EFL, on the request of the villagers, investigates into the forest clearance within the Ehetuwewa Divisional Secretariat in the Kurunegala District. The forest clearance is being carried out over 1000 acres of temple land which has been given to two multinational companies. The causes for concern are the far-reaching environmental impacts:
- Increased human- elephant conflict, as between 200-300 elephants habitat the forest and surrounding catchment.
- Land clearance along the catchment will lead to siltation, threatening the livelihoods (small- scale cultivation) of the people, as well as the wildlife dependent on it as a source of water.
- Illegal quarrying has been established directly adjacent to an archaeological site, where 8 of the 9 existing artefacts have been completely destroyed.

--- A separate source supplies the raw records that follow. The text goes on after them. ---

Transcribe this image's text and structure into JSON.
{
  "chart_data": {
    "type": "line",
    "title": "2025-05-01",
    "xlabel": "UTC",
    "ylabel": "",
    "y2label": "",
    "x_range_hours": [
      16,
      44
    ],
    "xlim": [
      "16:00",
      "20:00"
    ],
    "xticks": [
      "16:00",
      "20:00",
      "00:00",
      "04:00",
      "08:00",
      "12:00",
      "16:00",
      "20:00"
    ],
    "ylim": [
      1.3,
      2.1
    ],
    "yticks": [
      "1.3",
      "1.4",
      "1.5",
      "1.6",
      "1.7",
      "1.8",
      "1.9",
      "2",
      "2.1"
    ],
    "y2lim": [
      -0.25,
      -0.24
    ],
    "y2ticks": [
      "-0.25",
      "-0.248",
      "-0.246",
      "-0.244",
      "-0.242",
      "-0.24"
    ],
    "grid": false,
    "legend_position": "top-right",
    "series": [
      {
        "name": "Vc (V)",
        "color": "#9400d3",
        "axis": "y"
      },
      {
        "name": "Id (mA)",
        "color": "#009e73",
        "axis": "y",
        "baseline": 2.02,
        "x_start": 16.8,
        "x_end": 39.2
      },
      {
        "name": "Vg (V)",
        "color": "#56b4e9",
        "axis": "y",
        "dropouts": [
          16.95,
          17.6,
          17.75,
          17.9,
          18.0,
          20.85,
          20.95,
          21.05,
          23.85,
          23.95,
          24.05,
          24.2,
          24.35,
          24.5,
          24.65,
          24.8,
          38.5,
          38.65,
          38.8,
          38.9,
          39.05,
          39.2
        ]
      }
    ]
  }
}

The most important objective is to completely halt or limit the immediate destruction to the forest currently occurring, with the ultimate establishment of an Elephant Management Range (EMR), which can be supported by the members of the community, due to their livelihood interests.

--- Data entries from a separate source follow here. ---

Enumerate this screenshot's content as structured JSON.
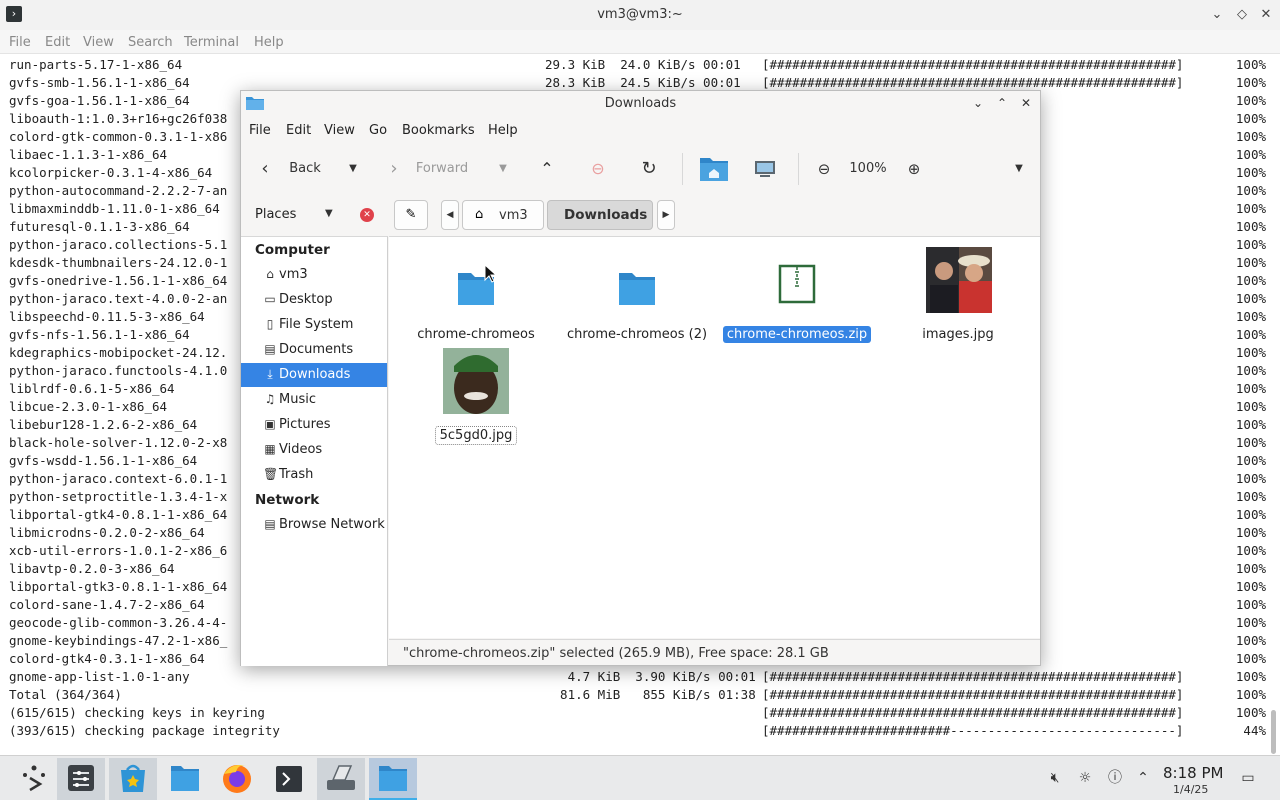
{
  "terminal": {
    "title": "vm3@vm3:~",
    "menu": [
      "File",
      "Edit",
      "View",
      "Search",
      "Terminal",
      "Help"
    ],
    "lines": [
      {
        "pkg": "run-parts-5.17-1-x86_64",
        "stats": "29.3 KiB  24.0 KiB/s 00:01",
        "bar": "[######################################################]",
        "pct": "100%"
      },
      {
        "pkg": "gvfs-smb-1.56.1-1-x86_64",
        "stats": "28.3 KiB  24.5 KiB/s 00:01",
        "bar": "[######################################################]",
        "pct": "100%"
      },
      {
        "pkg": "gvfs-goa-1.56.1-1-x86_64",
        "stats": "",
        "bar": "",
        "pct": "100%"
      },
      {
        "pkg": "liboauth-1:1.0.3+r16+gc26f038",
        "stats": "",
        "bar": "",
        "pct": "100%"
      },
      {
        "pkg": "colord-gtk-common-0.3.1-1-x86",
        "stats": "",
        "bar": "",
        "pct": "100%"
      },
      {
        "pkg": "libaec-1.1.3-1-x86_64",
        "stats": "",
        "bar": "",
        "pct": "100%"
      },
      {
        "pkg": "kcolorpicker-0.3.1-4-x86_64",
        "stats": "",
        "bar": "",
        "pct": "100%"
      },
      {
        "pkg": "python-autocommand-2.2.2-7-an",
        "stats": "",
        "bar": "",
        "pct": "100%"
      },
      {
        "pkg": "libmaxminddb-1.11.0-1-x86_64",
        "stats": "",
        "bar": "",
        "pct": "100%"
      },
      {
        "pkg": "futuresql-0.1.1-3-x86_64",
        "stats": "",
        "bar": "",
        "pct": "100%"
      },
      {
        "pkg": "python-jaraco.collections-5.1",
        "stats": "",
        "bar": "",
        "pct": "100%"
      },
      {
        "pkg": "kdesdk-thumbnailers-24.12.0-1",
        "stats": "",
        "bar": "",
        "pct": "100%"
      },
      {
        "pkg": "gvfs-onedrive-1.56.1-1-x86_64",
        "stats": "",
        "bar": "",
        "pct": "100%"
      },
      {
        "pkg": "python-jaraco.text-4.0.0-2-an",
        "stats": "",
        "bar": "",
        "pct": "100%"
      },
      {
        "pkg": "libspeechd-0.11.5-3-x86_64",
        "stats": "",
        "bar": "",
        "pct": "100%"
      },
      {
        "pkg": "gvfs-nfs-1.56.1-1-x86_64",
        "stats": "",
        "bar": "",
        "pct": "100%"
      },
      {
        "pkg": "kdegraphics-mobipocket-24.12.",
        "stats": "",
        "bar": "",
        "pct": "100%"
      },
      {
        "pkg": "python-jaraco.functools-4.1.0",
        "stats": "",
        "bar": "",
        "pct": "100%"
      },
      {
        "pkg": "liblrdf-0.6.1-5-x86_64",
        "stats": "",
        "bar": "",
        "pct": "100%"
      },
      {
        "pkg": "libcue-2.3.0-1-x86_64",
        "stats": "",
        "bar": "",
        "pct": "100%"
      },
      {
        "pkg": "libebur128-1.2.6-2-x86_64",
        "stats": "",
        "bar": "",
        "pct": "100%"
      },
      {
        "pkg": "black-hole-solver-1.12.0-2-x8",
        "stats": "",
        "bar": "",
        "pct": "100%"
      },
      {
        "pkg": "gvfs-wsdd-1.56.1-1-x86_64",
        "stats": "",
        "bar": "",
        "pct": "100%"
      },
      {
        "pkg": "python-jaraco.context-6.0.1-1",
        "stats": "",
        "bar": "",
        "pct": "100%"
      },
      {
        "pkg": "python-setproctitle-1.3.4-1-x",
        "stats": "",
        "bar": "",
        "pct": "100%"
      },
      {
        "pkg": "libportal-gtk4-0.8.1-1-x86_64",
        "stats": "",
        "bar": "",
        "pct": "100%"
      },
      {
        "pkg": "libmicrodns-0.2.0-2-x86_64",
        "stats": "",
        "bar": "",
        "pct": "100%"
      },
      {
        "pkg": "xcb-util-errors-1.0.1-2-x86_6",
        "stats": "",
        "bar": "",
        "pct": "100%"
      },
      {
        "pkg": "libavtp-0.2.0-3-x86_64",
        "stats": "",
        "bar": "",
        "pct": "100%"
      },
      {
        "pkg": "libportal-gtk3-0.8.1-1-x86_64",
        "stats": "",
        "bar": "",
        "pct": "100%"
      },
      {
        "pkg": "colord-sane-1.4.7-2-x86_64",
        "stats": "",
        "bar": "",
        "pct": "100%"
      },
      {
        "pkg": "geocode-glib-common-3.26.4-4-",
        "stats": "",
        "bar": "",
        "pct": "100%"
      },
      {
        "pkg": "gnome-keybindings-47.2-1-x86_",
        "stats": "",
        "bar": "",
        "pct": "100%"
      },
      {
        "pkg": "colord-gtk4-0.3.1-1-x86_64",
        "stats": "",
        "bar": "",
        "pct": "100%"
      },
      {
        "pkg": "gnome-app-list-1.0-1-any",
        "stats": "   4.7 KiB  3.90 KiB/s 00:01",
        "bar": "[######################################################]",
        "pct": "100%"
      },
      {
        "pkg": "Total (364/364)",
        "stats": "  81.6 MiB   855 KiB/s 01:38",
        "bar": "[######################################################]",
        "pct": "100%"
      },
      {
        "pkg": "(615/615) checking keys in keyring",
        "stats": "",
        "bar": "[######################################################]",
        "pct": "100%"
      },
      {
        "pkg": "(393/615) checking package integrity",
        "stats": "",
        "bar": "[########################------------------------------]",
        "pct": "44%"
      }
    ]
  },
  "file_manager": {
    "title": "Downloads",
    "menu": [
      "File",
      "Edit",
      "View",
      "Go",
      "Bookmarks",
      "Help"
    ],
    "toolbar": {
      "back": "Back",
      "forward": "Forward",
      "zoom": "100%"
    },
    "places_label": "Places",
    "breadcrumb": [
      "vm3",
      "Downloads"
    ],
    "sidebar": {
      "computer_heading": "Computer",
      "network_heading": "Network",
      "computer_items": [
        {
          "label": "vm3",
          "icon": "home-icon"
        },
        {
          "label": "Desktop",
          "icon": "desktop-icon"
        },
        {
          "label": "File System",
          "icon": "drive-icon"
        },
        {
          "label": "Documents",
          "icon": "documents-icon"
        },
        {
          "label": "Downloads",
          "icon": "download-icon"
        },
        {
          "label": "Music",
          "icon": "music-icon"
        },
        {
          "label": "Pictures",
          "icon": "pictures-icon"
        },
        {
          "label": "Videos",
          "icon": "videos-icon"
        },
        {
          "label": "Trash",
          "icon": "trash-icon"
        }
      ],
      "network_items": [
        {
          "label": "Browse Network",
          "icon": "network-icon"
        }
      ]
    },
    "files": [
      {
        "name": "chrome-chromeos",
        "kind": "folder"
      },
      {
        "name": "chrome-chromeos (2)",
        "kind": "folder"
      },
      {
        "name": "chrome-chromeos.zip",
        "kind": "zip",
        "selected": true
      },
      {
        "name": "images.jpg",
        "kind": "image"
      },
      {
        "name": "5c5gd0.jpg",
        "kind": "image"
      }
    ],
    "status": "\"chrome-chromeos.zip\" selected (265.9 MB), Free space: 28.1 GB"
  },
  "taskbar": {
    "time": "8:18 PM",
    "date": "1/4/25"
  },
  "colors": {
    "accent": "#3584e4",
    "folder": "#3a95d8",
    "taskbar_bg": "#e9eaeb"
  }
}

Following the second site visit, EFL met with the Buddhist Affairs Commissioner General and two Monks from the Lankawiriduwagama Nakolagane Purana Viharaya, at the Buddhist Affairs Commission.

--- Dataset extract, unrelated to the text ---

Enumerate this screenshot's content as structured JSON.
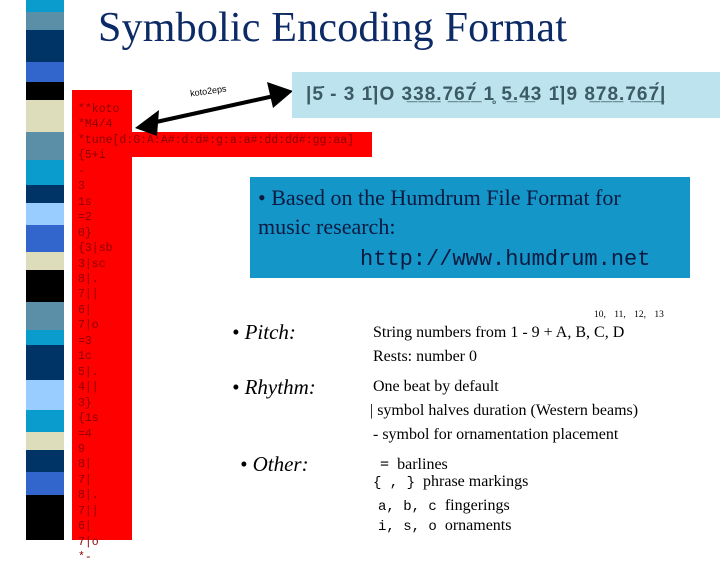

The Buddhist Affairs Commissioner instructed the Monks, to complete the survey without further deforestation, obtain all relevant approvals and requested an alternative plan for a less- destructive programme on a smaller scale. The Commissioner further instructed the monks that no work was to commence before the authorized EIA (Environmental Impact Assessment), AIA (Archaeological Impact Assessment) and demarcation surveys were completed, without further damage to the forest.
Following this a joint inspection with Regional Director CEA Kurunegala District and EFL was implemented. Deforested areas and road network, as well as the illegal quarry and site of archaeological value was inspected by the Regional Director.